Representation Learning and Causality: Theory, Practice, and Implications for Mechanistic Interpretability

Florent Draye — Hector Fellow Bernhard Schölkopf

My research interests lie at the intersection of representation learning, causality, and generative models. I aim to contribute to the development of methods that extract informative and interpretable features from high-dimensional datasets, with a focus on uncovering high-level causally related factors that describe meaningful semantics of the data. This, in turn, can help us gain deeper insights into the representations found within advanced generative models, particularly foundation models and LLMs, with the goal of improving their efficiency and safety.

Deep neural networks have demonstrated significant success across various tasks due to their ability to learn meaningful features from complex, high-dimensional data. However, their heavy reliance on large amounts of labelling to effectively learn these features restricts their applicability in unsupervised learning scenarios. Representation learning tries to transform these high-dimensional datasets into lower dimensional representations without supervision. By identifying the right space in which to perform reasoning and computation, it also enables the discovery of interpretable patterns and features within the data. In my PhD, I am working at the intersection of representation learning and causality. I am researching how to learn data representations that are both interpretable and controllable, focusing on identifying the appropriate high-level abstractions of the data on which to model causal structures.

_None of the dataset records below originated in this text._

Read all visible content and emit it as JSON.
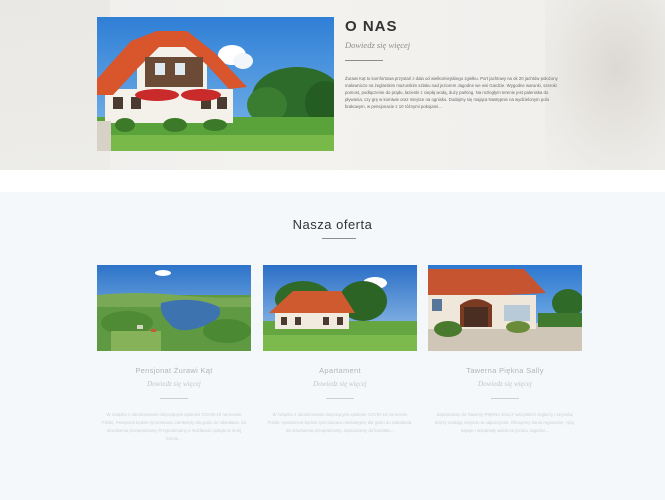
{
  "about": {
    "title": "O NAS",
    "subtitle": "Dowiedz się więcej",
    "body": "Żurawi Kąt to komfortowa przystań z dala od wielkomiejskiego zgiełku. Port jachtowy na ok 20 jachtów położony malowniczo na żeglarskim mazurskim szlaku nad jeziorem Jagodne we wsi Gardzie. Wygodne warunki, szeroki pomost, podłączenie do prądu, łazienki z ciepłą wodą, duży parking. Na rozległym terenie jest paleniska do pływania, czy grę w komiwie oraz miejsce na ognisko. Dodajmy się mająca Następnie na wydzielonym polu brakowym, w pensjonacie z 10 różnymi pokojami..."
  },
  "offer": {
    "title": "Nasza oferta",
    "cards": [
      {
        "title": "Pensjonat Żurawi Kąt",
        "subtitle": "Dowiedz się więcej",
        "body": "W związku z obostrzeniami dotyczącymi epidemii COVID-19 na terenie Polski, Pensjonat będzie tymczasowo zamknięty dla gości do odwołania. Za utrudnienia przepraszamy. Przypominamy o możliwości pobytu w innej formie..."
      },
      {
        "title": "Apartament",
        "subtitle": "Dowiedz się więcej",
        "body": "W związku z obostrzeniami dotyczącymi epidemii COVID-19 na terenie Polski, Apartament będzie tymczasowo niedostępny dla gości do odwołania. Za utrudnienia przepraszamy. Zapraszamy do kontaktu..."
      },
      {
        "title": "Tawerna Piękna Sally",
        "subtitle": "Dowiedz się więcej",
        "body": "Zapraszamy do Tawerny PIĘKNA SALLY wszystkich żeglarzy i turystów, którzy szukają miejsca na odpoczynek. Oferujemy dania regionalne, ryby, napoje i wspaniały widok na jezioro Jagodne..."
      }
    ]
  }
}
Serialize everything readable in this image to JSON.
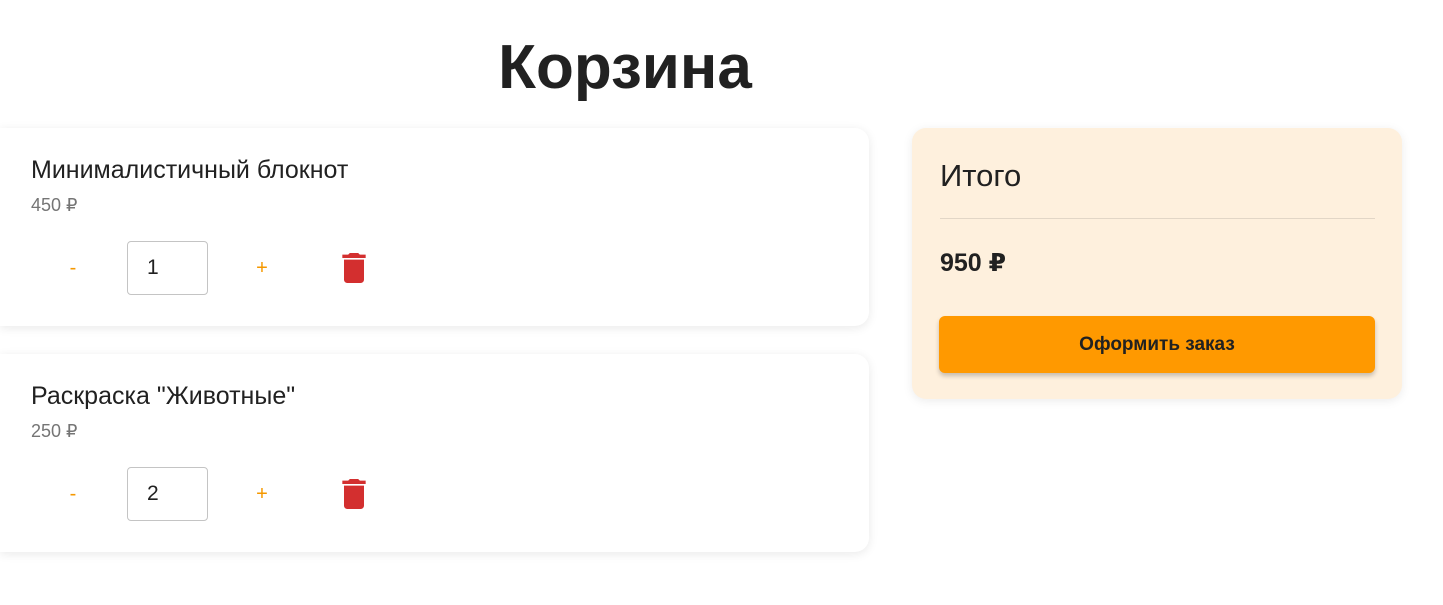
{
  "page": {
    "title": "Корзина"
  },
  "cart": {
    "items": [
      {
        "name": "Минималистичный блокнот",
        "price": "450 ₽",
        "decrement_label": "-",
        "quantity": "1",
        "increment_label": "+",
        "delete_icon": "trash-icon"
      },
      {
        "name": "Раскраска \"Животные\"",
        "price": "250 ₽",
        "decrement_label": "-",
        "quantity": "2",
        "increment_label": "+",
        "delete_icon": "trash-icon"
      }
    ]
  },
  "summary": {
    "title": "Итого",
    "total": "950 ₽",
    "checkout_label": "Оформить заказ"
  },
  "colors": {
    "accent": "#ff9900",
    "qty_button": "#f59800",
    "delete": "#d32f2f",
    "summary_background": "#fef0dd"
  }
}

In parallel, foundation models like large language models (LLMs) have recently gained significant attention. These neural networks, trained on massive datasets with billions of parameters, are often considered "black boxes" due to our lack of understanding of their underlying computational principles. Gaining a deeper understanding of the algorithms implemented by these neural networks is essential, not only for advancing scientific knowledge but also for improving their efficiency and safety. To address this challenge, I am integrating concepts from causality and representation learning to build a mechanistic understanding of the high-dimensional data representations found within these advanced generative models.

Teil 1. Repräsentationslernen / kausales Repräsentationslernen. Teil 2. Aufbau eines mechanistischen Verständnisses der hochdimensionalen Datenrepräsentationen, die in Grundmodellen zu finden sind.

Part 1. Representation Learning / causal representation learning. Part 2. Building a mechanistic understanding of the high-dimensional data representations found in foundation models.